Das Fehlen von spezialisierten Unterbringungs- und Betreuungsplätze für unter 15-Jährige führt dazu, dass diese oft in Gefängnisse versetzt werden müssen. Auch wenn sie dort von Erwachsenen strikt getrennt sind, ist das kaum der richtige Ort für eine professionelle Betreuung.

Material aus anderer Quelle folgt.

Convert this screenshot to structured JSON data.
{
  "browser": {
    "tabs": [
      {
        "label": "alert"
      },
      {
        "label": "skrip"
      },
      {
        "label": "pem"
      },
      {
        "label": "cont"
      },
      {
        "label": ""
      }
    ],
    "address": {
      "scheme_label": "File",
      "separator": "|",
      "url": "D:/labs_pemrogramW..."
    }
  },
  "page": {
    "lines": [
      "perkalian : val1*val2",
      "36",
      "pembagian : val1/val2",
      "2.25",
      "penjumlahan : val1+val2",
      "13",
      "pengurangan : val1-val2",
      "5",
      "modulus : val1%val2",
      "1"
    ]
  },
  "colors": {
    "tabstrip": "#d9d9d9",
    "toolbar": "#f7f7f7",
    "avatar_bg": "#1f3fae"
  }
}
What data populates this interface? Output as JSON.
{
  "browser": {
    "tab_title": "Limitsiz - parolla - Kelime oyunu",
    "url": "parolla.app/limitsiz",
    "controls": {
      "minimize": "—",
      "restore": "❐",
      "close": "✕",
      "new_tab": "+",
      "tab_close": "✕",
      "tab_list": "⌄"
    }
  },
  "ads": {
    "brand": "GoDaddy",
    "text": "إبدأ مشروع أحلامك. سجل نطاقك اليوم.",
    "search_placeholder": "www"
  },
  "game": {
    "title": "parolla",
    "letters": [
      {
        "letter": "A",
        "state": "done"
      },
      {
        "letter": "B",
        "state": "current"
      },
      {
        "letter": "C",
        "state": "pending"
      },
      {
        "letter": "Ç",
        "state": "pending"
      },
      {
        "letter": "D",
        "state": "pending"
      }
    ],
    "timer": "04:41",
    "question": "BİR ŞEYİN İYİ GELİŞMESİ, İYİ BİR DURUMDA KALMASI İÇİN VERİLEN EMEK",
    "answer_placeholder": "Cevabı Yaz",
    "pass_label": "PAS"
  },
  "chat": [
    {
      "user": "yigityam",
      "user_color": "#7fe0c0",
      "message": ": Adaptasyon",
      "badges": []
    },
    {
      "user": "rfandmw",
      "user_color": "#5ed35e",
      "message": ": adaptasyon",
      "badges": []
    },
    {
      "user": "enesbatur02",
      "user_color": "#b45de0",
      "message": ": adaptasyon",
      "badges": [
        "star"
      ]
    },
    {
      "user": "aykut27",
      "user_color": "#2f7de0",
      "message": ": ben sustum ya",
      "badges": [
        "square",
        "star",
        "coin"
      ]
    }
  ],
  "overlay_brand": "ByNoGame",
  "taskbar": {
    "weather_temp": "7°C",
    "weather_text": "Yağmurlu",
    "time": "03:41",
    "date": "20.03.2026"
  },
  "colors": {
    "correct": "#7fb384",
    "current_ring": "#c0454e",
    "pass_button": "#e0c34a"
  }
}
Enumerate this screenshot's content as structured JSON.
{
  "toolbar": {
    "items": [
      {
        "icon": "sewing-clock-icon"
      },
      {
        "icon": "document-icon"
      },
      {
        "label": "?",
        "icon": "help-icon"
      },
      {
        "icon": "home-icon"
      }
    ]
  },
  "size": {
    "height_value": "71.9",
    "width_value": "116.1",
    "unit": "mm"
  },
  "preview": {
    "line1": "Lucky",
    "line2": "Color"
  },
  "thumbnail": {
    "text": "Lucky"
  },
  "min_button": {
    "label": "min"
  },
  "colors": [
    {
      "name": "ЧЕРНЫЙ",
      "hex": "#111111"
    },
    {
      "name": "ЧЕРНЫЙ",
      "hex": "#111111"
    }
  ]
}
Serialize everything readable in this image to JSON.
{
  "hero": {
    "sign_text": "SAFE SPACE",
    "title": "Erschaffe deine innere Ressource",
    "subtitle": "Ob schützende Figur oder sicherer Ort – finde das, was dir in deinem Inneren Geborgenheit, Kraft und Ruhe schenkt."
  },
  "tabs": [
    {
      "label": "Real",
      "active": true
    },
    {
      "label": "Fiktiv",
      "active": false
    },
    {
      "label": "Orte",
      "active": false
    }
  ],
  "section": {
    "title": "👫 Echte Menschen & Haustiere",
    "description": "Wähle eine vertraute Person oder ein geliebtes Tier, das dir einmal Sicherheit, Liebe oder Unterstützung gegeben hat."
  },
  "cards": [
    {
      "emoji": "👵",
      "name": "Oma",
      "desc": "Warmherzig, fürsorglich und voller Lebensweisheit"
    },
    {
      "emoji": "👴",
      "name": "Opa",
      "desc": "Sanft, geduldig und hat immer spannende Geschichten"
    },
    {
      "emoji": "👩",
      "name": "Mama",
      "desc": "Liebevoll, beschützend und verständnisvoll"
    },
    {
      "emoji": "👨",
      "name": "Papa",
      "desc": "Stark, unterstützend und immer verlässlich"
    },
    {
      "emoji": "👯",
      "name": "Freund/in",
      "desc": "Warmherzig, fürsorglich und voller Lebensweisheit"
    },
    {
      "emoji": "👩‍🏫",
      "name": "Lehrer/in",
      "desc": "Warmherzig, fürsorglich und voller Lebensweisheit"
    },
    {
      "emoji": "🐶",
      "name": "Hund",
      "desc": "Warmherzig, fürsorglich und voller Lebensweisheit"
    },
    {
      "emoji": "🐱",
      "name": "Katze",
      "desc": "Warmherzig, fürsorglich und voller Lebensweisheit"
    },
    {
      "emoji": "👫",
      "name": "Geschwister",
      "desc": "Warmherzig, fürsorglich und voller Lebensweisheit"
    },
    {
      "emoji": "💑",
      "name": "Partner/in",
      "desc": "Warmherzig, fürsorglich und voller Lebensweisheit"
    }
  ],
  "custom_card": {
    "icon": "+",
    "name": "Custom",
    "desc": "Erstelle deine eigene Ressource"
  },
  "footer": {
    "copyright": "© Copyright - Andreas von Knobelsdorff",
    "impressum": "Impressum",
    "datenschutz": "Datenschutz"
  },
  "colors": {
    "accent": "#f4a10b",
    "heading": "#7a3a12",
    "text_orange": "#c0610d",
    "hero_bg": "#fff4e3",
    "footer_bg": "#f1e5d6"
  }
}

Vier Prozent bekommen gelbe Karte
Rund 95 Prozent der Jugendlichen haben übrigens nie mit der Justiz zu tun. Nur etwa fünf Prozent kommen aufgrund eines Delikts in Berührung mit der Jugendstrafrechtspflege, wobei vier Prozent wegen eines Bagatelldelikts belangt werden. Ein solches lässt sich mit einem Verweis, einer Busse, Leistung von Sozialstunden oder einem präventiven Kurs auffangen – vergleichbar mit einer gelben Karte im Fussball.
Eine kleine Gruppe von rund einem Prozent fällt hingegen durch wiederholte, teils schwere Delikte auf. Dass diese Gruppe immer jünger wird, ist die grösste Herausforderung für die Jugendanwaltschaft.